The most damning observation of hard work is that it's relentlessly repetitive and each work day looks boring and uniform. But over time, repetitive work in a single domain creates an intuition that compounds over time. This intuition increases the surface area in which breakthrough ideas take hold, which are necessary to great work.

Consider two startups solving the same problem, one that talks to 10 customers and one that talks to 1,000 customers. Both companies should be be able to articulate the customer's problem but I'd bet on the startup that talked to 1,000 customers to build a more successful business because they'll simply know their customer better. The sheer repetition of talking to a thousand customers creates an intuition that leads to better choices that compound  with every decision they make along the way.

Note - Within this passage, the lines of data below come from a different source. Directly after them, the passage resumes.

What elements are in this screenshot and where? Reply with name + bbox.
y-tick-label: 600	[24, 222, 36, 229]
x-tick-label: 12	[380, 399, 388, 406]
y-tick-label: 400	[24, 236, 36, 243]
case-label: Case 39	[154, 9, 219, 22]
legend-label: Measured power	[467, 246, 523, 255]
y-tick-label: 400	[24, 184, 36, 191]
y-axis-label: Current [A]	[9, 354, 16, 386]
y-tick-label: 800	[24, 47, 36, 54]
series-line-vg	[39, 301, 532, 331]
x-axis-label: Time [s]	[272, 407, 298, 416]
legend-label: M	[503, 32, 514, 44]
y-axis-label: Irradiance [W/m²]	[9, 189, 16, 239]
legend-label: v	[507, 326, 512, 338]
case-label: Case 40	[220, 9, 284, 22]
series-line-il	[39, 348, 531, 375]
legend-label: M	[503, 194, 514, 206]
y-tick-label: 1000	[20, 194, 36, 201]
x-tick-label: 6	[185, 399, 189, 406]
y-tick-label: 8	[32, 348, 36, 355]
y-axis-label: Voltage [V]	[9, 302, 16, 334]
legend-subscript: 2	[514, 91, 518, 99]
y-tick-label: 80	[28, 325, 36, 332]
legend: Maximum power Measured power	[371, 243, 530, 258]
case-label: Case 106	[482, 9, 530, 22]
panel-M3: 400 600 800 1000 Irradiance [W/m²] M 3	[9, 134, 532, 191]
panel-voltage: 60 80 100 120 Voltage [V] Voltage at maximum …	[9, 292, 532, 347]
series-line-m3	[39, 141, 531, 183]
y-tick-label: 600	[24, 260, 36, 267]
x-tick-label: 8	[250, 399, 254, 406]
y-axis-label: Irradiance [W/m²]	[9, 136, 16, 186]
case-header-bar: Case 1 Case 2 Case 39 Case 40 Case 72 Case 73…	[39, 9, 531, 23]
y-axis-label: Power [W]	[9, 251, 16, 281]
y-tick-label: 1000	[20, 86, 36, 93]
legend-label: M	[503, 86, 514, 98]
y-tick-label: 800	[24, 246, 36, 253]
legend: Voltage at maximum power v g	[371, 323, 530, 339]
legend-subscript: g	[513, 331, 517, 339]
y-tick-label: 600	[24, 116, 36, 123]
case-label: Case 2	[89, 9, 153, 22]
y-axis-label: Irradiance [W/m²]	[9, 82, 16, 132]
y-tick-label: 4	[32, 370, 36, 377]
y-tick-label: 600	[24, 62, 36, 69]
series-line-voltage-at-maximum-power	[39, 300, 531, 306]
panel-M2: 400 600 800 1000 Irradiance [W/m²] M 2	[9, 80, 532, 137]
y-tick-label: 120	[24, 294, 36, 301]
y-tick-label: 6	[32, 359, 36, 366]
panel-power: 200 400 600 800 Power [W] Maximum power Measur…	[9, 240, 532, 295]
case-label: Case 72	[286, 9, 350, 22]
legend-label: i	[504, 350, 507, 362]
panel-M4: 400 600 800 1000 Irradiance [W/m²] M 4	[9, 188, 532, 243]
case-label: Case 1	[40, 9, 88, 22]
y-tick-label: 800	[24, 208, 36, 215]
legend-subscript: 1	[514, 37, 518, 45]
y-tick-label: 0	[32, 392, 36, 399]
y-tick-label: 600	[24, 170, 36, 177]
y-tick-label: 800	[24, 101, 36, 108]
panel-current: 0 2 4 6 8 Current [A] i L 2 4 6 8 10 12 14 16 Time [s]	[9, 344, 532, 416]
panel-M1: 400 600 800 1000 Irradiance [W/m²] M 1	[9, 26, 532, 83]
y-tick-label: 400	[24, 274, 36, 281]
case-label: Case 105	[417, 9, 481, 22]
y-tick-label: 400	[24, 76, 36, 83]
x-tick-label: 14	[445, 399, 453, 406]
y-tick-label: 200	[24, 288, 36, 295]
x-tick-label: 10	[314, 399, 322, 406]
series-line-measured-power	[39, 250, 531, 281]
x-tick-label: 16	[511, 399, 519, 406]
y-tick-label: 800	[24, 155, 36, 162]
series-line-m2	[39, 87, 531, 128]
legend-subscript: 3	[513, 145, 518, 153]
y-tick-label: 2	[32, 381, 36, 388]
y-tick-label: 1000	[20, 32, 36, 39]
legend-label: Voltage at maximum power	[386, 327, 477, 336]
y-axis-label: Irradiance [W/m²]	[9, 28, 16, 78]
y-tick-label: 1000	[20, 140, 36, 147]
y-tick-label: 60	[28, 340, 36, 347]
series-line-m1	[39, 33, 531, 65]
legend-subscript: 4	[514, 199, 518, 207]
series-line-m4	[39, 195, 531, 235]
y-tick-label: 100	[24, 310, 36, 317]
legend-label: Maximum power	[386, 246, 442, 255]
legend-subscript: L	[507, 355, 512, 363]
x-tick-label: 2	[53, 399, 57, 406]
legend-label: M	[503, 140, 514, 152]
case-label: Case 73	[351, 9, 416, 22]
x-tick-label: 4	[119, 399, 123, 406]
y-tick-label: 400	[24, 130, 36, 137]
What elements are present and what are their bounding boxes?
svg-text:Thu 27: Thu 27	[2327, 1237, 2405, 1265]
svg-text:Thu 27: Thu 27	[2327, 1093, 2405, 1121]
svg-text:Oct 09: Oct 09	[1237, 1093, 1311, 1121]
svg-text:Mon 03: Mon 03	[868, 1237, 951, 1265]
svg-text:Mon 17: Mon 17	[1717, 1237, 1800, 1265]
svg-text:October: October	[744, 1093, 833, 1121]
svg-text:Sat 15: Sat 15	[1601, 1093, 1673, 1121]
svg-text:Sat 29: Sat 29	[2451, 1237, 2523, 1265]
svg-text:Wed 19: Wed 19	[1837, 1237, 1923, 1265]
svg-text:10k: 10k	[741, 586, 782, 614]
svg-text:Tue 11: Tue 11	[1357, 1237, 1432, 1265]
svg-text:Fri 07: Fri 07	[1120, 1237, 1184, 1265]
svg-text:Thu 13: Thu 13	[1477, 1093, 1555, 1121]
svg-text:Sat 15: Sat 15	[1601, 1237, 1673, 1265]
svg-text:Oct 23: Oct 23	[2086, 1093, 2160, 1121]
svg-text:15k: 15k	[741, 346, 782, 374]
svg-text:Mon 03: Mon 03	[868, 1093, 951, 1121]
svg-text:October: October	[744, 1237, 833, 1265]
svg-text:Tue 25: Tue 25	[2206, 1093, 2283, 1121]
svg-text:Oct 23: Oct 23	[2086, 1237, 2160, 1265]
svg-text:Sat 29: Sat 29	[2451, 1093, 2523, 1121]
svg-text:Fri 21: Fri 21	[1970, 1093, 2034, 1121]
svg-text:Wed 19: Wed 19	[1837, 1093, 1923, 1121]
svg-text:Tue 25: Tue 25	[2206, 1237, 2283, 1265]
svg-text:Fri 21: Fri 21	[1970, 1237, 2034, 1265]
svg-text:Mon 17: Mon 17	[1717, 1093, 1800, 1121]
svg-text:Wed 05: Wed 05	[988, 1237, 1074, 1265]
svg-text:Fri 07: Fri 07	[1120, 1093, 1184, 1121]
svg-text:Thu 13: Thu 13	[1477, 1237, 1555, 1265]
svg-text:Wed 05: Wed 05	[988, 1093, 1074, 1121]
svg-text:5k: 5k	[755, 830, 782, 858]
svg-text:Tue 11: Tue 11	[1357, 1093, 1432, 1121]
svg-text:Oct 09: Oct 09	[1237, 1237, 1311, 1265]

It doesn't seem to matter much whether you are a startup talking to customers everyday, a scientist running experiments in a lab, or a quarterback watching game film. When you've had endless reps, the chances you'll have a breakthrough insight increase. Imagine a veteran quarterback who has studied defensive alignments every day for years. In a critical moment, he's more likely to recognize and exploit a weakness in the defense's alignment than a rookie quarterback.

Surprisingly, a person immersed in this kind of repetitive work won't see the work as repetitive. The reason they're able to do it over and over for years at a time is because they're intrinsically interested in the subject and endlessly fascinated and attuned to the nuance and variation of each iteration.

The good news is that hard work is a characteristic that can be practiced and improved with time.

To start, you need a reason to work hard, and that's hard to fake. Hard work doesn't seem to be worth pursuing until you've got a desire to do something that transcends your current ability, knowledge, or ambition. Which describes most work of significance.

If you've got a reason to work hard, you should surround yourself with other hard workers. I didn't do a single minute of hard work until I got to college. Luckily, all of my closest friends ended up being some of the hardest working people I've met (to this day). Just being around people who work hard is revelatory because you realize there's no magic. It's just patience and endurance and you get better at it with practice. Ideally, you'd start practicing as early as possible because it's a change that happens slowly.

The other thing you can do is convince yourself that working hard looks like a bigger sacrifice than it actually feels like. Empirically, you can do this by reading about the lives of people who did great work and see if they lived meaningful lives despite routine and uniform days. The experiential option is to do just enough hard work that you realize you haven't really lost anything.

Hard work isn't required for great work but it does make it more likely and more fulfilling.